Passei meses querendo esse livro e quando finalmente consegui comprar, ele chegou depois de todas as compras que fiz. Já dá pra perceber que esse livro pretendia me fazer ter uns ataques cardíacos. E foi exatamente isso o que ele me fez ter. Sem falar também que me fez chorar rios de lágrimas.

Sinopse:

Ao voltar da escola, Clay Jensen encontra um misterioso pacote com várias fitas cassetes. Ele ouve as gravações e se dá conta de que foram feitas por uma colega de classe que cometeu suicídio duas semanas antes. Nas fitas, ela explica que 13 motivos a levaram à decisão de se matar. Clay é um deles. Agora ele precisa ouvir tudo até o fim para descobrir como contribuiu para esse trágico acontecimento.

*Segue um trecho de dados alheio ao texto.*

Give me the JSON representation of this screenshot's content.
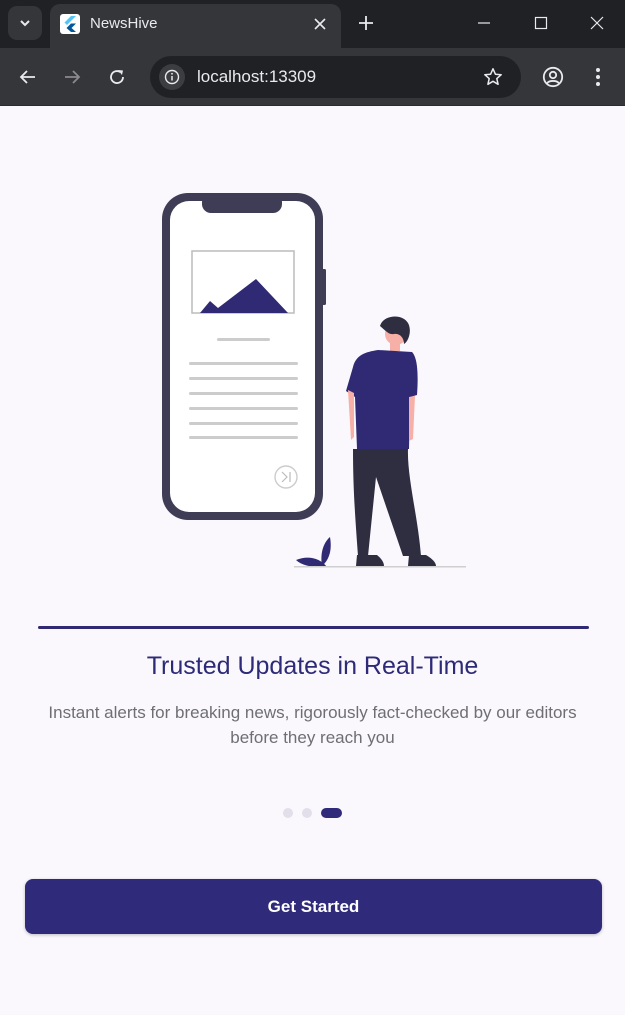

Os 13 Porquês deveria ser aquele livro de leitura obrigatória para todas as idades, inclusive, para os pré-adolescentes, que começam a descobrir que meninos e meninas juntos não é tão nojento como é na infância, assim como também começam a crescer, o corpo amadurecer, criar forma e entrar na famosa questão que destrói amizades e outras personalidades: a popularidade. Afinal, é muito comum vermos aquelas meninas que eram super amigas, mas que a partir do momento em que uma começa a ganhar uma atenção maior por ser bonita ou conhecida de alguém ou coisa do tipo, ela exclui completamente a amiguinha rejeitada e não-tão-boa-assim como ela. Aquela amiguinha não merece mais a sua amizade porque ela também não é popular.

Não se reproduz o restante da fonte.